Von der Hand zum Melkroboter
- Handmelken: Ganz früher wurden die Kühe per Hand gemolken. Hierfür setzte sich die melkende Person neben das Tier auf einen Melkschemel (kleiner hölzerner Hocker; in einbeiniger, dreibeiniger oder vierbeiniger Ausführung). Seinerzeit war diese Melkform praktikabel, da der überwiegende Teil der Milchkühe in Anbindehaltung gehalten wurde. (von der Hand in den Eimer)
- Eimermelkanlage: Das Handmelken wurde von der Eimermelkanlage abgelöst. Diese Melkanlage ist die erste mechanisierte Form des Melkens gewesen, hier hat es das erste Mal das Melkgeschirr gegeben. Anders, als bei modernen Melkanlagen wird die Milch bei der Eimermelkanlage immer noch in einen Eimer gemolken (vom Melkgeschirr in den Eimer, oder die Transportkanne).

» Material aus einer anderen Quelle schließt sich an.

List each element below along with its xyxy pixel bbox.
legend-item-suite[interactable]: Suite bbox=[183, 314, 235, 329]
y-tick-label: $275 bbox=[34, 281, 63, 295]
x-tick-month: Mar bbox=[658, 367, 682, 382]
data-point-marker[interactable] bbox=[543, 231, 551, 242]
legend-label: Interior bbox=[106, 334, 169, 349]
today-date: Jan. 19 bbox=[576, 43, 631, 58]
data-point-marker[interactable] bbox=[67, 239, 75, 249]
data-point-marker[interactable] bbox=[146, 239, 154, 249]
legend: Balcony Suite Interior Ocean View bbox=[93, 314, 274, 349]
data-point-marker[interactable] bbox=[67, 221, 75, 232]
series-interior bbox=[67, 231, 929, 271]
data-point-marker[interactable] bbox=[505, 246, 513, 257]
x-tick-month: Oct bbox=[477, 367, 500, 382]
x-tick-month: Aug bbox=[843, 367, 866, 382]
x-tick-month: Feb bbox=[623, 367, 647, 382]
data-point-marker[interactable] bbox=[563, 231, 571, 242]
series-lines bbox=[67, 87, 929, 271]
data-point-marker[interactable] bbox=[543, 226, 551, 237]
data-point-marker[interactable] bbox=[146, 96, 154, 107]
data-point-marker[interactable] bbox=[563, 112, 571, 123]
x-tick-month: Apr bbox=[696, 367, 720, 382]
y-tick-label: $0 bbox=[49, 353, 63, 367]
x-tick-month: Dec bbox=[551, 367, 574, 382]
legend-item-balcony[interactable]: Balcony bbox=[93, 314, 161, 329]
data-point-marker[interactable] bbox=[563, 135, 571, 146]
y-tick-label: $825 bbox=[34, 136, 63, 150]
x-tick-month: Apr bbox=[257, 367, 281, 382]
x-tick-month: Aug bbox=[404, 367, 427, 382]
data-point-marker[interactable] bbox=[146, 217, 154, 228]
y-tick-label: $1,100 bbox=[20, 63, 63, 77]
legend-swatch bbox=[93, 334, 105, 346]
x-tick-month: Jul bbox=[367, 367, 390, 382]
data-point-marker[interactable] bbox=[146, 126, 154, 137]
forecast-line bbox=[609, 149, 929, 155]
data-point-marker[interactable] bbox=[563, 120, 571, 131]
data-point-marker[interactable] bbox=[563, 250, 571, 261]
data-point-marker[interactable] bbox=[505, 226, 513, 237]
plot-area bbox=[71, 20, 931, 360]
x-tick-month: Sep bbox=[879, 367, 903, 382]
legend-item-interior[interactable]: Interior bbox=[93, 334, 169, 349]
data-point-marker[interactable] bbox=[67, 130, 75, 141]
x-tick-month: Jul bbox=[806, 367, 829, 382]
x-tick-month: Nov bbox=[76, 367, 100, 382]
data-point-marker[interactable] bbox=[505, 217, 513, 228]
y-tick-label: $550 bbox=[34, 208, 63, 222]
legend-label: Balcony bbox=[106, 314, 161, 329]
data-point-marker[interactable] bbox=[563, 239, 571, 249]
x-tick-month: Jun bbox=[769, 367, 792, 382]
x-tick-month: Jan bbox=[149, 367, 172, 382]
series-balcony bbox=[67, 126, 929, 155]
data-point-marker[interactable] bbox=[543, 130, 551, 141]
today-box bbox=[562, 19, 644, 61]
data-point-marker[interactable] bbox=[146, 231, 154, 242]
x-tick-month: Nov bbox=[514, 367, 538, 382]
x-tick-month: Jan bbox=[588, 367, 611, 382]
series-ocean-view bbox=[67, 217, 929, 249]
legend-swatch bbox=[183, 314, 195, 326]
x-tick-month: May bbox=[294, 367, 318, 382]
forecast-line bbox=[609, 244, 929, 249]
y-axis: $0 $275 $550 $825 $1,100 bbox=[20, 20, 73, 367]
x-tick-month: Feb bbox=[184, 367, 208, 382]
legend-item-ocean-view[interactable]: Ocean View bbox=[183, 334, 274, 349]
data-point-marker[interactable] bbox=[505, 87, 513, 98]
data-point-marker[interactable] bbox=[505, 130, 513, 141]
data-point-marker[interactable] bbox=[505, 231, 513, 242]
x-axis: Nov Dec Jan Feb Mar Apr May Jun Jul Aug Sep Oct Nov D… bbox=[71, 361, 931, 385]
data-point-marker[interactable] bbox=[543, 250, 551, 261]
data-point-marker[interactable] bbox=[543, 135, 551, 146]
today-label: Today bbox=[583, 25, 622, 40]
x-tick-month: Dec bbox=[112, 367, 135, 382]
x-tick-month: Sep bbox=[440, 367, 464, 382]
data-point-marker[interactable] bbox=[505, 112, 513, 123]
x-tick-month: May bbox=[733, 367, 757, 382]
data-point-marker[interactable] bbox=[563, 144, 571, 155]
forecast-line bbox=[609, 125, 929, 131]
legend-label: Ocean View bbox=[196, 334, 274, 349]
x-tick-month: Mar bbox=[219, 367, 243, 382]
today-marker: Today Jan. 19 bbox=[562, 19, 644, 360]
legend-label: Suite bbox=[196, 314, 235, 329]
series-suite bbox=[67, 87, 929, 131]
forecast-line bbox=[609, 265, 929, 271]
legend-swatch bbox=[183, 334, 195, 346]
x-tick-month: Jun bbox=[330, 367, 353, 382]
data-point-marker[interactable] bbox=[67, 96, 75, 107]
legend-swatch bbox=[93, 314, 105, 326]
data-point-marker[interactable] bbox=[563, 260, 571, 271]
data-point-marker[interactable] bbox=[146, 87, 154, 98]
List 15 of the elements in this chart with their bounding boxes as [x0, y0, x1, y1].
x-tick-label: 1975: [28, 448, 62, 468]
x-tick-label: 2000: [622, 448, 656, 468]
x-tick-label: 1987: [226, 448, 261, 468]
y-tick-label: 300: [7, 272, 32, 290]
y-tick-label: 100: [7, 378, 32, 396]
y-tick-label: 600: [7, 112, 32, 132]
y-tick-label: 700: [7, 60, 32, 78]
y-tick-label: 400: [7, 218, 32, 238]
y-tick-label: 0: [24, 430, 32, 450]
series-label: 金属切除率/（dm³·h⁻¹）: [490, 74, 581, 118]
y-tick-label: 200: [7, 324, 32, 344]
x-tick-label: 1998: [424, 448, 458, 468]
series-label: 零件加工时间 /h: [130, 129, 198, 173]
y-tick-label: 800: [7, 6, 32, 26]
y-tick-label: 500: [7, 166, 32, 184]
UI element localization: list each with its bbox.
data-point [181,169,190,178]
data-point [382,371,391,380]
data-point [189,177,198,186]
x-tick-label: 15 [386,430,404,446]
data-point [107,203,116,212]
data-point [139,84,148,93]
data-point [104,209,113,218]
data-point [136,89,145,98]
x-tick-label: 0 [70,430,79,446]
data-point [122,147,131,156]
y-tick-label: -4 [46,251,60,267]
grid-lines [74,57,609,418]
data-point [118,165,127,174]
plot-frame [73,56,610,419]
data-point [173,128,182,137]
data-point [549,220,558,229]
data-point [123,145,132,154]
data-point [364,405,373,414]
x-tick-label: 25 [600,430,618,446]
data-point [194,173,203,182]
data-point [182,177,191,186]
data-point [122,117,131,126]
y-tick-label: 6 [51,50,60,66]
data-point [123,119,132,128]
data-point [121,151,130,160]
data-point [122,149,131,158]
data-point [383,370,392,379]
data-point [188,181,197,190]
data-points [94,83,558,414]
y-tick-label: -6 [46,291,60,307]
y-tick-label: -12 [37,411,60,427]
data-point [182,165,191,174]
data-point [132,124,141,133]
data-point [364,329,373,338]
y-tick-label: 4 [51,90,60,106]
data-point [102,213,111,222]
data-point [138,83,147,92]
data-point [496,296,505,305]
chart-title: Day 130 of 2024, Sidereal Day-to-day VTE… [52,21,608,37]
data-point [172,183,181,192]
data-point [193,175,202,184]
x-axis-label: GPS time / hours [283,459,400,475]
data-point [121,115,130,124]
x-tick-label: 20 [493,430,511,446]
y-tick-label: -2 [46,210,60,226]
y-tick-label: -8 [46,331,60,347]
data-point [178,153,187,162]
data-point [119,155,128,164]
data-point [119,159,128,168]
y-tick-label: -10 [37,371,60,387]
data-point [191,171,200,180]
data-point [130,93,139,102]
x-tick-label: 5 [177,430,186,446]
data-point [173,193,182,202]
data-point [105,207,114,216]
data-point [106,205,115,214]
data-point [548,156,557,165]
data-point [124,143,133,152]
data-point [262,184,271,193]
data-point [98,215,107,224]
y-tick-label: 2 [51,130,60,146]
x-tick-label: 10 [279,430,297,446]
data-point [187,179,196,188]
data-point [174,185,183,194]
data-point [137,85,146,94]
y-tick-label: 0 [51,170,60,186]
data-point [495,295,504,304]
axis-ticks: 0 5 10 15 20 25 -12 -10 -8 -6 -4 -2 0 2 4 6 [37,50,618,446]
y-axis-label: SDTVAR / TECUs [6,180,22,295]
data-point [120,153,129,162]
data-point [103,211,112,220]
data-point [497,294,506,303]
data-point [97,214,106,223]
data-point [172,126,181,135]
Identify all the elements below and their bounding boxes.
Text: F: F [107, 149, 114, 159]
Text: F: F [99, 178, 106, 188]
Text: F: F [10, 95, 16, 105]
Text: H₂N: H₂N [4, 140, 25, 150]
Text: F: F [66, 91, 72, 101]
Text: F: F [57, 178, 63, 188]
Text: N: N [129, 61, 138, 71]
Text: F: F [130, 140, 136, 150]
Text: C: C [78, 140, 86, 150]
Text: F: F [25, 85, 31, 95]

Auch heute wird dieses System in mobiler Bauweise hin und wieder gebraucht, zum Beispiel um eine einzelne Kuh in der Abkalbebox oder Krankenbox zu melken (Melkanlage kommt zur Kuh und Kuh muss nicht zur Melkanlage kommen). Ein großer Nachteil dieser Melkanlage ist, dass die Eimer per Hand in den Lagerbehälter verbracht werden müssen und diese je nach Milchleistung der Kuh zwischen 25 und 35 kg wiegen können.
- Rohrmelkanlage: Im nächsten Entwicklungsschritt hat sich aus der Eimermelkanlage, bei der immer noch die Eimer oder Transportkannen geschleppt werden mussten, die Rohrmelkanlage entwickelt. Die große Weiterentwicklung hier war, dass die Milch statt in den Eimer, direkt via Rohr aktiv durch eine Milchpumpe in den Lagerbehälter (Tank) gepumpt wird. Die direkte Anbindung der Melkgeschirre an den Tank hatte vor allem einen Vorteil in Punkto Arbeitserleichterung (kein Schleppen der Eimer mehr). Ein Nachteil dieser Melkanlage ist, dass es einen höheren Unterdruck am Euter braucht, um die Höhendifferenz zwischen dem Melkgeschirr (unterhalb des Euters) zur hochgelegten Milchleitung (oberhalb der Kuh) zu überwinden.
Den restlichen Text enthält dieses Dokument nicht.